The Chester Zoo has a lot to be proud of and with good reason. It has been incredibly difficult to successfully breed the tuatara, a lizard-like reptile that pre-dates the dinosaurs, outside its native New Zealand.
The Chester Chronicle is reporting that Isolde McGeorge has been taking care of the tuataras at the zoo since 1977, so she has learned to have a lot of patience.
McGeorge says the tuatara, which first appeared around 225 million years ago, “really are a living fossil and an evolutionary wonder.” She adds that they were here before the dinosaurs, during the age of dinosaurs, and survived after the dinosaurs died out. Around 70 million years ago, tuataras died out everywhere except in New Zealand.
These unusual animals take only five breaths and their hearts beat on average six to eight beats per minute, according to the BBC. They don’t reach sexual maturity until they are 20 years-old, and then when they do mate, they only reproduce once every four years, with the egg taking an additional year to hatch. It is fortunate that their life expectancy is about 120 years.
The official birth record of Isolde
McGeorge has all the pertinent details at hand on the birth of “Isolde.” That is the name given to the newcomer, in honor of her keeper. According to the zoo, “the newborn arrived weighing 4.21 grams following a 238 day incubation period – the egg from which the youngster hatched was laid on April 11 and hatched on December 5. It could grow to as long as 80cm or 31 inches.”

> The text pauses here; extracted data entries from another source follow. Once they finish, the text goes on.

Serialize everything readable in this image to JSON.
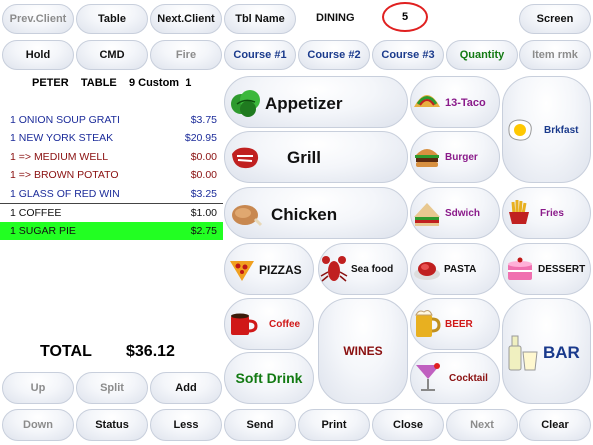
{
  "toolbar_top": {
    "prev_client": "Prev.Client",
    "table": "Table",
    "next_client": "Next.Client",
    "tbl_name": "Tbl Name",
    "dining": "DINING",
    "table_number": "5",
    "screen": "Screen"
  },
  "toolbar_second": {
    "hold": "Hold",
    "cmd": "CMD",
    "fire": "Fire",
    "course1": "Course #1",
    "course2": "Course #2",
    "course3": "Course #3",
    "quantity": "Quantity",
    "item_rmk": "Item rmk"
  },
  "order": {
    "header": "PETER    TABLE    9 Custom  1",
    "items": [
      {
        "label": "1 ONION SOUP GRATI",
        "price": "$3.75"
      },
      {
        "label": "1 NEW YORK STEAK",
        "price": "$20.95"
      },
      {
        "label": "1 => MEDIUM WELL",
        "price": "$0.00"
      },
      {
        "label": "1 => BROWN POTATO",
        "price": "$0.00"
      },
      {
        "label": "1 GLASS OF RED WIN",
        "price": "$3.25"
      },
      {
        "label": "1 COFFEE",
        "price": "$1.00"
      },
      {
        "label": "1 SUGAR PIE",
        "price": "$2.75"
      }
    ],
    "total_label": "TOTAL",
    "total_value": "$36.12"
  },
  "left_buttons": {
    "up": "Up",
    "split": "Split",
    "add": "Add",
    "down": "Down",
    "status": "Status",
    "less": "Less"
  },
  "categories": {
    "appetizer": "Appetizer",
    "grill": "Grill",
    "chicken": "Chicken",
    "pizzas": "PIZZAS",
    "seafood": "Sea food",
    "coffee": "Coffee",
    "soft_drink": "Soft Drink",
    "wines": "WINES",
    "taco": "13-Taco",
    "burger": "Burger",
    "sdwich": "Sdwich",
    "pasta": "PASTA",
    "beer": "BEER",
    "cocktail": "Cocktail",
    "brkfast": "Brkfast",
    "fries": "Fries",
    "dessert": "DESSERT",
    "bar": "BAR"
  },
  "bottom_bar": {
    "send": "Send",
    "print": "Print",
    "close": "Close",
    "next": "Next",
    "clear": "Clear"
  },
  "colors": {
    "selected_row": "#22ff22",
    "highlight_circle": "#e02020",
    "navy_text": "#1a3a8c",
    "green_text": "#137a13",
    "purple_text": "#8a1a8a",
    "dark_red_text": "#8a1010"
  }
}
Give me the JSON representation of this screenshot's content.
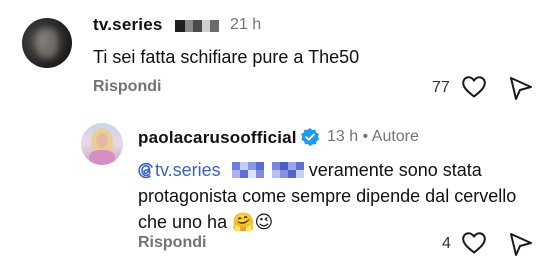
{
  "comments": [
    {
      "username": "tv.series",
      "time": "21 h",
      "text": "Ti sei fatta schifiare pure a The50",
      "reply_label": "Rispondi",
      "likes": "77"
    },
    {
      "username": "paolacarusoofficial",
      "time": "13 h",
      "separator": "•",
      "author_badge": "Autore",
      "mention": "tv.series",
      "text": "veramente sono stata protagonista come sempre dipende dal cervello che uno ha",
      "emojis": "🤗😉",
      "reply_label": "Rispondi",
      "likes": "4"
    }
  ],
  "colors": {
    "verified": "#1d9bf0",
    "mention": "#3a63c8",
    "muted": "#737373"
  },
  "icons": [
    "threads-icon",
    "verified-badge-icon",
    "heart-icon",
    "share-icon"
  ]
}
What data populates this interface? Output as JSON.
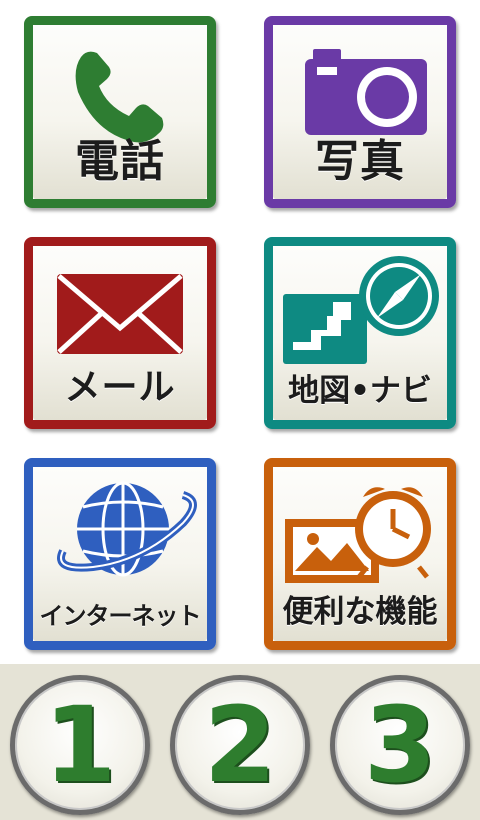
{
  "tiles": [
    {
      "label": "電話",
      "icon": "phone-icon",
      "color": "#2e7d32"
    },
    {
      "label": "写真",
      "icon": "camera-icon",
      "color": "#6a3aa6"
    },
    {
      "label": "メール",
      "icon": "mail-icon",
      "color": "#b71c1c"
    },
    {
      "label": "地図•ナビ",
      "icon": "map-compass-icon",
      "color": "#0e8a82"
    },
    {
      "label": "インターネット",
      "icon": "globe-icon",
      "color": "#2f5fbf"
    },
    {
      "label": "便利な機能",
      "icon": "picture-alarm-clock-icon",
      "color": "#c8600c"
    }
  ],
  "numbers": [
    "1",
    "2",
    "3"
  ],
  "colors": {
    "number_text": "#2e7d2e",
    "bottom_bar": "#e5e3d6"
  }
}
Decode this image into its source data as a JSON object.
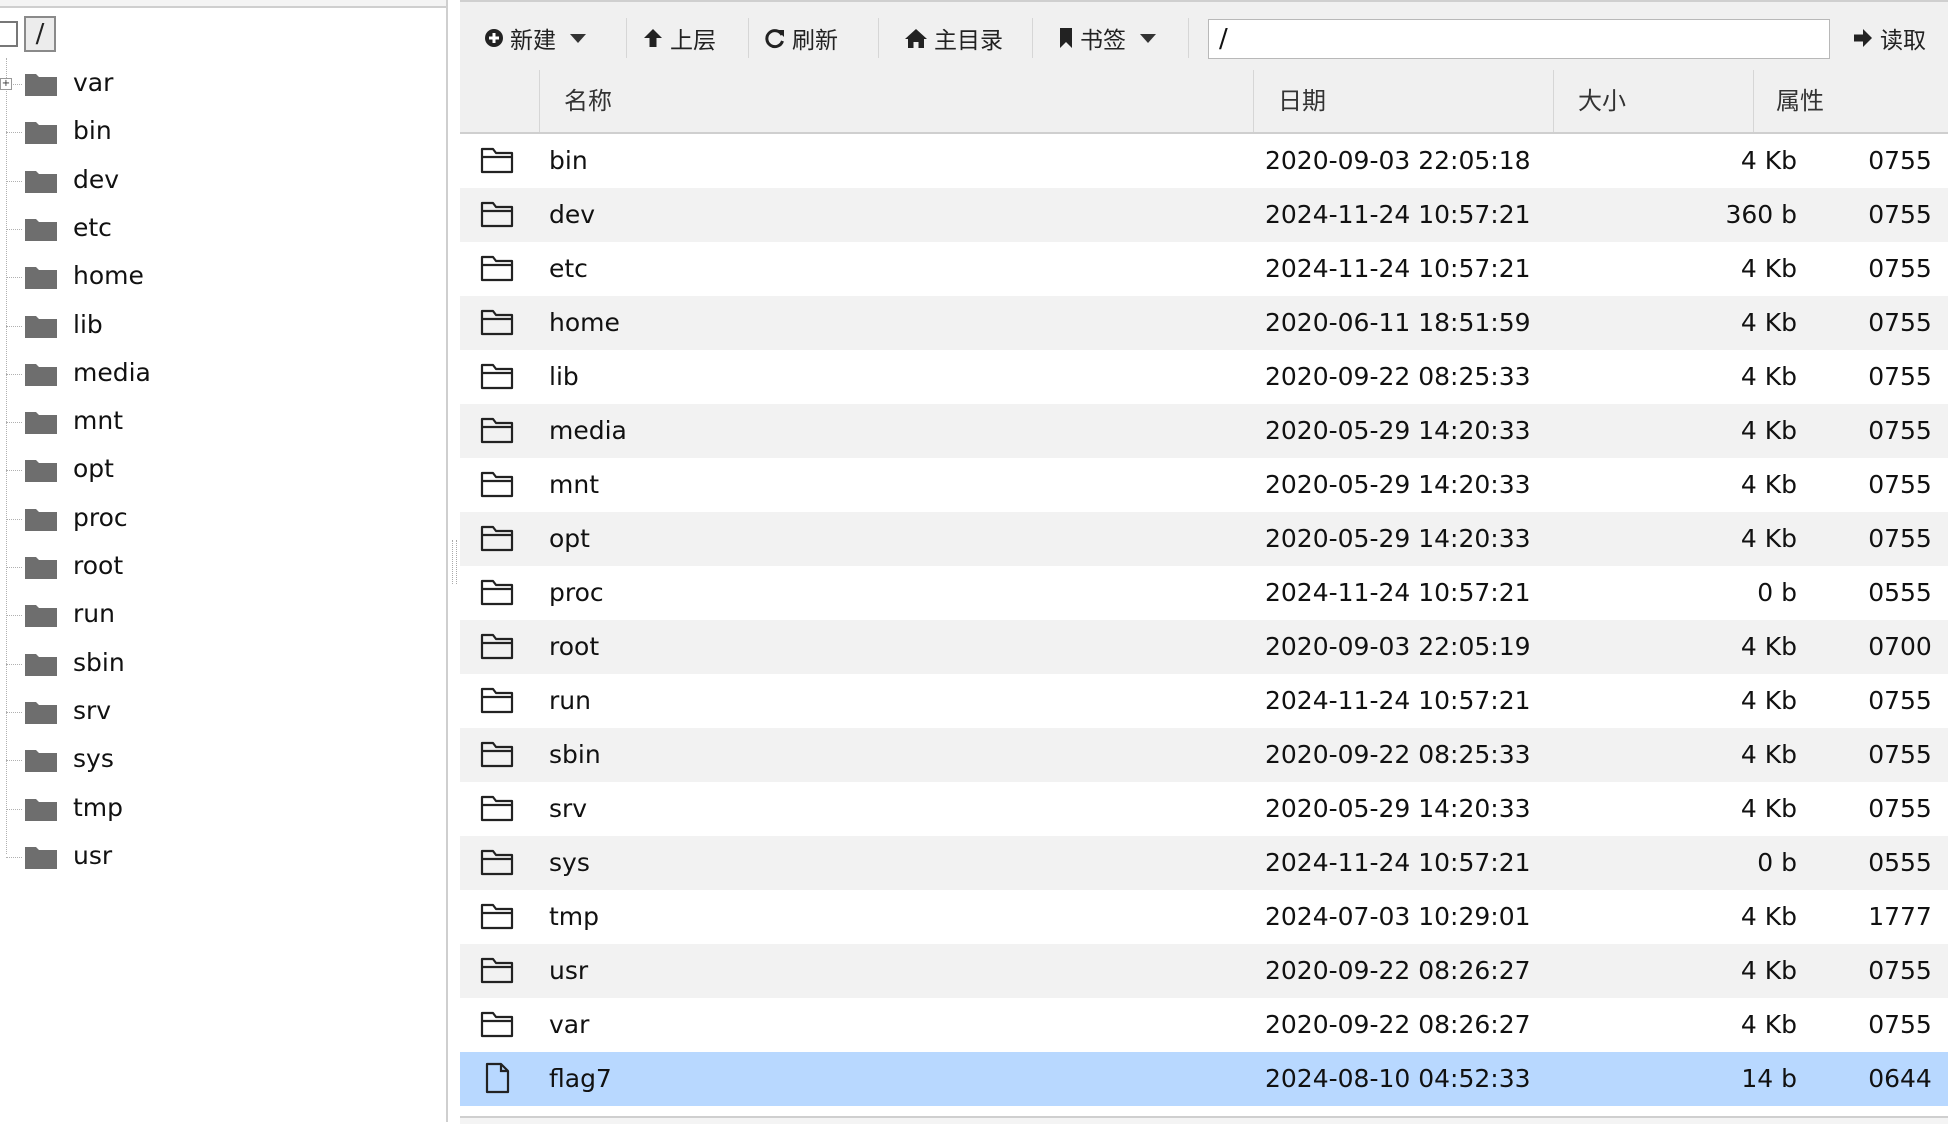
{
  "tree": {
    "root_label": "/",
    "items": [
      {
        "label": "var",
        "expandable": true
      },
      {
        "label": "bin"
      },
      {
        "label": "dev"
      },
      {
        "label": "etc"
      },
      {
        "label": "home"
      },
      {
        "label": "lib"
      },
      {
        "label": "media"
      },
      {
        "label": "mnt"
      },
      {
        "label": "opt"
      },
      {
        "label": "proc"
      },
      {
        "label": "root"
      },
      {
        "label": "run"
      },
      {
        "label": "sbin"
      },
      {
        "label": "srv"
      },
      {
        "label": "sys"
      },
      {
        "label": "tmp"
      },
      {
        "label": "usr"
      }
    ]
  },
  "toolbar": {
    "new_label": "新建",
    "up_label": "上层",
    "refresh_label": "刷新",
    "home_label": "主目录",
    "bookmark_label": "书签",
    "path_value": "/",
    "read_label": "读取"
  },
  "table": {
    "columns": {
      "name": "名称",
      "date": "日期",
      "size": "大小",
      "perm": "属性"
    },
    "rows": [
      {
        "type": "folder",
        "name": "bin",
        "date": "2020-09-03 22:05:18",
        "size": "4 Kb",
        "perm": "0755"
      },
      {
        "type": "folder",
        "name": "dev",
        "date": "2024-11-24 10:57:21",
        "size": "360 b",
        "perm": "0755"
      },
      {
        "type": "folder",
        "name": "etc",
        "date": "2024-11-24 10:57:21",
        "size": "4 Kb",
        "perm": "0755"
      },
      {
        "type": "folder",
        "name": "home",
        "date": "2020-06-11 18:51:59",
        "size": "4 Kb",
        "perm": "0755"
      },
      {
        "type": "folder",
        "name": "lib",
        "date": "2020-09-22 08:25:33",
        "size": "4 Kb",
        "perm": "0755"
      },
      {
        "type": "folder",
        "name": "media",
        "date": "2020-05-29 14:20:33",
        "size": "4 Kb",
        "perm": "0755"
      },
      {
        "type": "folder",
        "name": "mnt",
        "date": "2020-05-29 14:20:33",
        "size": "4 Kb",
        "perm": "0755"
      },
      {
        "type": "folder",
        "name": "opt",
        "date": "2020-05-29 14:20:33",
        "size": "4 Kb",
        "perm": "0755"
      },
      {
        "type": "folder",
        "name": "proc",
        "date": "2024-11-24 10:57:21",
        "size": "0 b",
        "perm": "0555"
      },
      {
        "type": "folder",
        "name": "root",
        "date": "2020-09-03 22:05:19",
        "size": "4 Kb",
        "perm": "0700"
      },
      {
        "type": "folder",
        "name": "run",
        "date": "2024-11-24 10:57:21",
        "size": "4 Kb",
        "perm": "0755"
      },
      {
        "type": "folder",
        "name": "sbin",
        "date": "2020-09-22 08:25:33",
        "size": "4 Kb",
        "perm": "0755"
      },
      {
        "type": "folder",
        "name": "srv",
        "date": "2020-05-29 14:20:33",
        "size": "4 Kb",
        "perm": "0755"
      },
      {
        "type": "folder",
        "name": "sys",
        "date": "2024-11-24 10:57:21",
        "size": "0 b",
        "perm": "0555"
      },
      {
        "type": "folder",
        "name": "tmp",
        "date": "2024-07-03 10:29:01",
        "size": "4 Kb",
        "perm": "1777"
      },
      {
        "type": "folder",
        "name": "usr",
        "date": "2020-09-22 08:26:27",
        "size": "4 Kb",
        "perm": "0755"
      },
      {
        "type": "folder",
        "name": "var",
        "date": "2020-09-22 08:26:27",
        "size": "4 Kb",
        "perm": "0755"
      },
      {
        "type": "file",
        "name": "flag7",
        "date": "2024-08-10 04:52:33",
        "size": "14 b",
        "perm": "0644",
        "selected": true
      }
    ]
  },
  "colors": {
    "selected_row": "#b8d8ff",
    "alt_row": "#f2f2f2",
    "toolbar_bg": "#f0f0f0"
  }
}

The proud surrogate mother said the night before the birth, she spotted two “two beads of sweat on the egg.” She explained, “I had a feeling something incredible was about to happen and so I raced in early the next day and there she was. Immediately I broke down in tears – I was completely overwhelmed by what we had achieved.”
McGeorge feels very proud that the Chester Zoo has successfully bred tuatara for the first time in the world outside its native New Zealand, a monumental feat in the battle to conserve an endangered species older than the dinosaurs.
The proud parents of the new hatchling, the mother, Mustard and father Pixie, along with four other females, arrived in Chester from Wellington Zoo in 1994 ceremoniously accompanied by a Maori Chief. This was only appropriate because the tuatara is revered as a taonga (special treasure). Until it was phased out in 2006, the tuatara was featured on one side of the New Zealand five-cent coin.